Enable the dynolog environment variable in the training or inference job startup window.
```
export MSMONITOR_USE_DAEMON=1
```

Start a training or inference job.

# The PyTorch optimizer or native optimizer is required in the training job.
bash train.sh

Use the dyno CLI to dynamically trigger trace dump.

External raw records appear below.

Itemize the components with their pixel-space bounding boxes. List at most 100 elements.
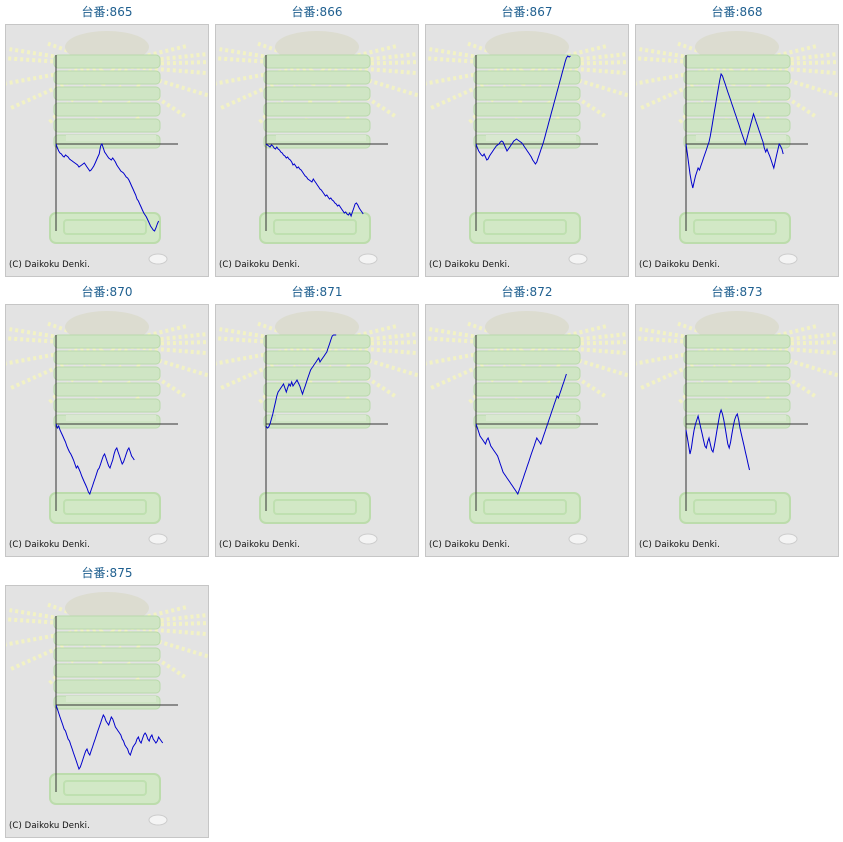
tray-layer bbox=[53, 679, 161, 694]
machine-number-link[interactable]: 台番:873 bbox=[711, 285, 763, 299]
slump-graph-panel[interactable]: (C) Daikoku Denki. bbox=[215, 304, 419, 557]
slump-line-chart bbox=[55, 335, 178, 511]
tray-layer bbox=[683, 54, 791, 69]
ray-decoration bbox=[426, 343, 528, 366]
slump-graph-panel[interactable]: (C) Daikoku Denki. bbox=[215, 24, 419, 277]
tray-layer bbox=[473, 398, 581, 413]
machine-number-link[interactable]: 台番:871 bbox=[291, 285, 343, 299]
ray-decoration bbox=[315, 63, 398, 119]
tray-layer bbox=[53, 663, 161, 678]
ray-decoration bbox=[6, 343, 108, 366]
tray-base bbox=[66, 696, 156, 702]
machine-number-link[interactable]: 台番:868 bbox=[711, 5, 763, 19]
tray-layer bbox=[683, 350, 791, 365]
ray-decoration bbox=[6, 624, 108, 647]
machine-number-link[interactable]: 台番:870 bbox=[81, 285, 133, 299]
tray-layer bbox=[683, 382, 791, 397]
tray-layer bbox=[473, 70, 581, 85]
tray-layer bbox=[473, 382, 581, 397]
decorative-background-art bbox=[6, 311, 208, 545]
machine-tile: 台番:865 (C) Daikoku Denki. bbox=[5, 2, 209, 277]
decorative-background-art bbox=[216, 31, 418, 265]
box-inner bbox=[693, 499, 777, 515]
tray-layer bbox=[53, 631, 161, 646]
tray-layer bbox=[263, 70, 371, 85]
box-inner bbox=[483, 219, 567, 235]
ray-decoration bbox=[105, 343, 188, 399]
slump-line-chart bbox=[265, 55, 388, 231]
decorative-background-art bbox=[636, 31, 838, 265]
ray-decoration bbox=[6, 63, 108, 86]
coin-illustration bbox=[148, 253, 168, 265]
slump-line-chart bbox=[685, 335, 808, 511]
tray-layer bbox=[53, 86, 161, 101]
tray-layer bbox=[263, 102, 371, 117]
coin-illustration bbox=[568, 253, 588, 265]
coin-illustration bbox=[778, 253, 798, 265]
slump-graph-panel[interactable]: (C) Daikoku Denki. bbox=[5, 24, 209, 277]
tray-layer bbox=[53, 334, 161, 349]
tray-base bbox=[486, 415, 576, 421]
slump-series-line bbox=[475, 373, 567, 496]
copyright-text: (C) Daikoku Denki. bbox=[639, 260, 720, 270]
machine-tile: 台番:871 (C) Daikoku Denki. bbox=[215, 282, 419, 557]
tray-base bbox=[276, 135, 366, 141]
tray-layer bbox=[473, 334, 581, 349]
decorative-background-art bbox=[426, 311, 628, 545]
machine-tile: 台番:866 (C) Daikoku Denki. bbox=[215, 2, 419, 277]
tray-layer bbox=[473, 366, 581, 381]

# Example 1: Collect data of two steps starting from the 10th step, including the framework, CANN, and device data. After the collection is complete, the data is automatically analyzed and not simplified. The output path is /tmp/profile_data.
dyno --certs-dir /home/client_certs nputrace --start-step 10 --iterations 2 --activities CPU,NPU --analyse --data-simplification false --log-file /tmp/profile_data

# Example 2: Collect data of two steps starting from the next step, including the framework, CANN, and device data. After the collection is complete, the data is automatically analyzed and not simplified. The output path is /tmp/profile_data.
dyno --certs-dir /home/client_certs nputrace --start-step -1 --iterations 2 --activities CPU,NPU --analyse --data-simplification false --log-file /tmp/profile_data

# Example 3: Collect data of two steps starting from the 10th step, including only the CANN and device data. After the collection is complete, the data is automatically analyzed and simplified. The output path is /tmp/profile_data.
dyno --certs-dir /home/client_certs nputrace --start-step 10 --iterations 2 --activities NPU --analyse --data-simplification true --log-file /tmp/profile_data

# Example 4: Collect data of two steps starting from the 10th step. Only CANN and device data is collected but not analyzed. The data is output to /tmp/profile_data.
dyno --certs-dir /home/client_certs nputrace --start-step 10 --iterations 2 --activities NPU --log-file /tmp/profile_data

# Example 5: In the multi-server scenario, send parameter information to a specific server x.x.x.x. The parameters indicate that data of two steps starting from the 10th step is collected. Only CANN and device data is collected but not analyzed. The data is output to /tmp/profile_data.
dyno --certs-dir /home/client_certs --hostname x.x.x.x nputrace --start-step 10 --iterations 2 --activities NPU --log-file /tmp/profile_data

Output File Description

For details about the output data format and deliverables of nputrace, see MindSpore and PyTorch framework profile data file reference.